Yes, I’d cleared off one of the worktops and freed the crumbs that were trapped behind the many bits and bobs that had gathered there.
I’d written down some more ideas for this blog.
But I could feel the pent up anger and frustration that starts to emerge when I think the thought “I should be more productive”.
So I did Byron Katie’s “The Work”. This involves turning the thought around and finding at least 3 examples of why the turned around thought could be true.
So my three reasons that I “should not be more productive” were:
- I’ve started a business where I help people live a slower life – duh!!
- I want to follow my natural rhythms and inclinations, and those were telling me to do what I was doing and no more. Ha!
- I know that whenever a “should” comes up in my mind, it means that I’m giving myself a hard time, and this is NOT an effective strategy for change.
Even so, by the evening I was again feeling grumpy and very down. Things just hadn’t gone my way today!
And then I remembered what the trainer on my Martha Beck coach training call had reminded us. It’s never the situation that makes us feel the way we do. It’s our thoughts about the situation. In fact Byron Katie’s Work is based on this understanding. It wasn’t necessary to cut myself off from David, and end the day miserably. I could choose to join him on the sofa and watch William, Kate and Harry at the Tower of London looking at the poppies. So I did, and we thought once again about all those men who had died in WW1. And I thought about them with respect, for the sacrifices they made. Not with the heaviness of misery and hopelessness.
And this morning, I reminded myself again:
It’s not the situation, but our thoughts about the situation, that cause our misery and hopelessness.

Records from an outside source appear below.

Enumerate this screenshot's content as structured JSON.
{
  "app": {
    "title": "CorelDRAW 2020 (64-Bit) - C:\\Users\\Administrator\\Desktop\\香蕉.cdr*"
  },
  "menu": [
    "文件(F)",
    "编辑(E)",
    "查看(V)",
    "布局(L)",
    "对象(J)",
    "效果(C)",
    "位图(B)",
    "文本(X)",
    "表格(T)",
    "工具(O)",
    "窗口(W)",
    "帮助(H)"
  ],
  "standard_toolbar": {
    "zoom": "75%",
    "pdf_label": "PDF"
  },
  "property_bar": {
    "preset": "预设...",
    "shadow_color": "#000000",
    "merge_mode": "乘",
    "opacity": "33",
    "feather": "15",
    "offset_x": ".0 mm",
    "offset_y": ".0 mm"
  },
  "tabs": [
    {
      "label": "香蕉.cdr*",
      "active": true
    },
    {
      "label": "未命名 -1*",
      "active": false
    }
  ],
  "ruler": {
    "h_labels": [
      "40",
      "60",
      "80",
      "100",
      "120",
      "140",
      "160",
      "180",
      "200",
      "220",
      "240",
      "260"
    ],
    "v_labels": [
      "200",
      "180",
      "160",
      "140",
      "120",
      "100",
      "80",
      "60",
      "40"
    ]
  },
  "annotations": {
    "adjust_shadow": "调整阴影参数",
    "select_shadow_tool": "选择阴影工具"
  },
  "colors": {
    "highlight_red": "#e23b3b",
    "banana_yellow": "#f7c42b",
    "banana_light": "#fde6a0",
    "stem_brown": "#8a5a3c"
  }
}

This can be true in the grimmest of circumstances. As Viktor Frankl chronicled in his book “Man’s Search for Meaning” about his time spent in several concentration camps, including Auschwitz, we are free to choose our attitude in any given situation. Frankl chose a positive attitude, in contrast to some of the other men in the camps. They had given up, and would smoke their last cigarettes, instead of exchanging them for scraps of food. According to Tom Butler Bowden in his summary of Frankl’s work
“We are not here to judge life according to what we expected from it and what it has delivered. Rather, we must find the courage to ask what life expects of us, day by day. Our task is not merely to survive, but to find the guiding truth specific to us and our situation, which can sometimes only be revealed in the worst suffering.”
If I’m honest, this blog came out of my own suffering. Nothing like the real suffering of men like the ones who fought in the Great War and who were imprisoned in the concentration camps. But self imposed, self absorbed suffering, that none the less can feel very real and sometimes absolutely hopeless.
If you have ever felt hapless and hopeless, there is a way out.
And it starts with changing your thinking.